Звезда по имени Галь. Земляничное окошко (сборник) - Рэй Брэдбери 9 стр.


— Чепуха вся эта статистика, — сказал он. — Кстати, это имеет самое прямое отношение к делу. Видите ли, мистер Уиберг, на седьмом десятке человека обуревает интерес к траурным извещениям. Начинают умирать герои твоего детства, начинают умирать твои друзья, и незаметно пробуждается интерес к смерти людей чужих, безразличных, а потом и таких, о ком никогда не слыхал.

Пожалуй, это не слишком достойное развлечение, тут есть и немалая доля злорадства — дескать, вот он умер, а я-то еще живой. Кто хоть сколько-нибудь склонен к самоанализу, тот, конечно, все острей ощущает, что становится день ото дня более одиноким в этом мире. И кто душевно не слишком богат, того, пожалуй, все сильнее станет пугать собственная смерть.

По счастью, среди всего прочего я уже много лет увлекаюсь разными науками, особенно математикой. Я перечитал многое множество траурных объявлений в «Нью-Йорк Таймс», в лондонской «Таймс» и других больших газетах, сперва просматривал мельком, потом начал следить за ними внимательно — и стал замечать любопытные совпадения. Улавливаете ход моей мысли?

— Как будто улавливаю, — осторожно сказал Уиберг. — Какие же совпадения?

— Я мог бы привести вам наглядные примеры, но, думаю, довольно и общей картины.
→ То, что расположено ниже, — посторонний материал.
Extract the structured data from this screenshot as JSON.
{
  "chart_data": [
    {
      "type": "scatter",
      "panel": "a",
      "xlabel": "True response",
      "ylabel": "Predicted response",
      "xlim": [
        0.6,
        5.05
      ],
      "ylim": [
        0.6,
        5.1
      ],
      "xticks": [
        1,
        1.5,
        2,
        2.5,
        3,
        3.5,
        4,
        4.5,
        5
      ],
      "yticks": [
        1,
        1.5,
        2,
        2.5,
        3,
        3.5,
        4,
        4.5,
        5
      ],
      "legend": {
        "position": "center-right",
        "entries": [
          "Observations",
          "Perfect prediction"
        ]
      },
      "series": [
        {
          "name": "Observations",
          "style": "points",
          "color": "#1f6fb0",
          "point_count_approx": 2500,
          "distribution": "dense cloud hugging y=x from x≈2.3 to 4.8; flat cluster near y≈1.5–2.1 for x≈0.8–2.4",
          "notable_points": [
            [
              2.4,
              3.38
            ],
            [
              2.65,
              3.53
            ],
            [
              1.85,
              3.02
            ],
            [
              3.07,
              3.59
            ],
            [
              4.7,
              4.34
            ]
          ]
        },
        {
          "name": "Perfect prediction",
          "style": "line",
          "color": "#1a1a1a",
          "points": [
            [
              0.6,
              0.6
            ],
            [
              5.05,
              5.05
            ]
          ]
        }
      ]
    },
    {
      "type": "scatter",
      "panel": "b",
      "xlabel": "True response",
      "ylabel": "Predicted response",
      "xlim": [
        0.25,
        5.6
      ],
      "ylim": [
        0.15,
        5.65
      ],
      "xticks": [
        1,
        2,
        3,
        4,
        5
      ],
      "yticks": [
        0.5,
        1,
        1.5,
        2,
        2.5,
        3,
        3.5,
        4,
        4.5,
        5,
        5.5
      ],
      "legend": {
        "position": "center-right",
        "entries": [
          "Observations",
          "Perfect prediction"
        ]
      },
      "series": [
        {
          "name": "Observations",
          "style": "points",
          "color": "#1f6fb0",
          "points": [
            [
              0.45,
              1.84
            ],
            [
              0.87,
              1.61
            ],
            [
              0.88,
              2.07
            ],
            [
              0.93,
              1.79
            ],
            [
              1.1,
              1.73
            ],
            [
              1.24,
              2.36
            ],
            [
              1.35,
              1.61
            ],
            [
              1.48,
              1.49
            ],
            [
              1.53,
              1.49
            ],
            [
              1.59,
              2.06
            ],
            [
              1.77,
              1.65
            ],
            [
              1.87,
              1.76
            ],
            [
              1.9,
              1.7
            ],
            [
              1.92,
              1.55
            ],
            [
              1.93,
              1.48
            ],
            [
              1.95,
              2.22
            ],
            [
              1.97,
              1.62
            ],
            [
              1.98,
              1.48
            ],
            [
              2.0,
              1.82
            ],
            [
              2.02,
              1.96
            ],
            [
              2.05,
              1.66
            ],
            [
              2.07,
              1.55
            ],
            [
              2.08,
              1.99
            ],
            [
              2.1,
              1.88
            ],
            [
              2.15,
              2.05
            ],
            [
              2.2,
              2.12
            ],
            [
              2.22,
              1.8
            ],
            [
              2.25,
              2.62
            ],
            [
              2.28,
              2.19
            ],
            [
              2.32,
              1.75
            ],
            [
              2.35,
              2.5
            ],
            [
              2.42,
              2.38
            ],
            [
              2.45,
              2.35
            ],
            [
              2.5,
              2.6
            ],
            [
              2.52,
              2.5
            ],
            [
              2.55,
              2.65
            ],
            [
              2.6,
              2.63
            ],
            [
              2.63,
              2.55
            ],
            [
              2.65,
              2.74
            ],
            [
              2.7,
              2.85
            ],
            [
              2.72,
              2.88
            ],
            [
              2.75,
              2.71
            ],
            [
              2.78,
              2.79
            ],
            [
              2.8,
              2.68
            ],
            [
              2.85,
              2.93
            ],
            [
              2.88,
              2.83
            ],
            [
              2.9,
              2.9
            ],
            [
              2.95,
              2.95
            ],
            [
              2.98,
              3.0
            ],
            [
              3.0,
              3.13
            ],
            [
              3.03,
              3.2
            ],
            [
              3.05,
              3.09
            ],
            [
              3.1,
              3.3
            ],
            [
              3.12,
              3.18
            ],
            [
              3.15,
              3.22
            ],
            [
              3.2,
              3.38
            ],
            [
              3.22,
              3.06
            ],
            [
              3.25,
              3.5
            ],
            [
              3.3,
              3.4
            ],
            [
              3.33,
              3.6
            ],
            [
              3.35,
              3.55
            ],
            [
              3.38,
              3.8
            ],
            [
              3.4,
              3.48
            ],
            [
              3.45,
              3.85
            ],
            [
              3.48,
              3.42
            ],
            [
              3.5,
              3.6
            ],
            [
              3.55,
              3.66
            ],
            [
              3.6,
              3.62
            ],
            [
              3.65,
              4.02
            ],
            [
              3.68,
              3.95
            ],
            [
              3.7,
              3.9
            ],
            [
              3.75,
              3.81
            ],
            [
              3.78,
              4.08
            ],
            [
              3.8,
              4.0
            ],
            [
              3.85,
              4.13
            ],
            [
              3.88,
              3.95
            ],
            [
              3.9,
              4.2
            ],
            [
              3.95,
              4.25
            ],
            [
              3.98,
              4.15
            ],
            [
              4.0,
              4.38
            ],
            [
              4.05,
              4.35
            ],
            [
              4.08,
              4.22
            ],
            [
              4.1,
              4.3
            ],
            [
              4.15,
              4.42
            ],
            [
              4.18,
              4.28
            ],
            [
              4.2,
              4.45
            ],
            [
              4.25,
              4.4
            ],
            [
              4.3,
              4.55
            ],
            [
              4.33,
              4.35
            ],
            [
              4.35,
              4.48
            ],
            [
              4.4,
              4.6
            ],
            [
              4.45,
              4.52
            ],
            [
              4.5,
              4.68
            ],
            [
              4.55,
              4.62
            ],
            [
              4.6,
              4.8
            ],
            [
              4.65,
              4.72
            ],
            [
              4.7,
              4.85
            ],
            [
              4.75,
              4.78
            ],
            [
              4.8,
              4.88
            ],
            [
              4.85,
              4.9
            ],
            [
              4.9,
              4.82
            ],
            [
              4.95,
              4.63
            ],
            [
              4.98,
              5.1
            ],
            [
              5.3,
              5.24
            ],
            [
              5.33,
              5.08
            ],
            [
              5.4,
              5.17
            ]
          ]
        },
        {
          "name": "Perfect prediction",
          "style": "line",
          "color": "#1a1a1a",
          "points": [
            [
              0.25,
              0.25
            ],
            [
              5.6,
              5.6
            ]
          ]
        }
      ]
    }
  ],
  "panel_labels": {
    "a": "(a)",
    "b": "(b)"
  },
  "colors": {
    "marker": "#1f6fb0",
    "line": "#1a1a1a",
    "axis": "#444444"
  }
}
Чтобы заметить такие совпадения, надо следить не только за крупными заголовками и официальными некрологами, но и за мелкими объявлениями в траурных рамках. И тогда убедишься, что в какой-то день умерло, допустим, необычайно много врачей сразу. В другой день — необычайно много юристов. И так далее.

Впервые я заметил это в день, когда разбился пассажирский самолет и погибли почти все руководители видной американской машиностроительной фирмы. Меня это поразило, ведь к тому времени в Америке стало правилом: одним и тем же рейсом могут лететь двое ведущих работников любой фирмы, но ни в коем случае не больше. Меня как осенило, я просмотрел мелкие объявления и увидел, что это был черный день для всех вообще машиностроителей. И еще одно престранное обстоятельство: почти все они погибли при разных дорожных катастрофах. Неудачное совпадение с тем злополучным самолетом, судя по всему, оказалось ключом к некоему установившемуся порядку.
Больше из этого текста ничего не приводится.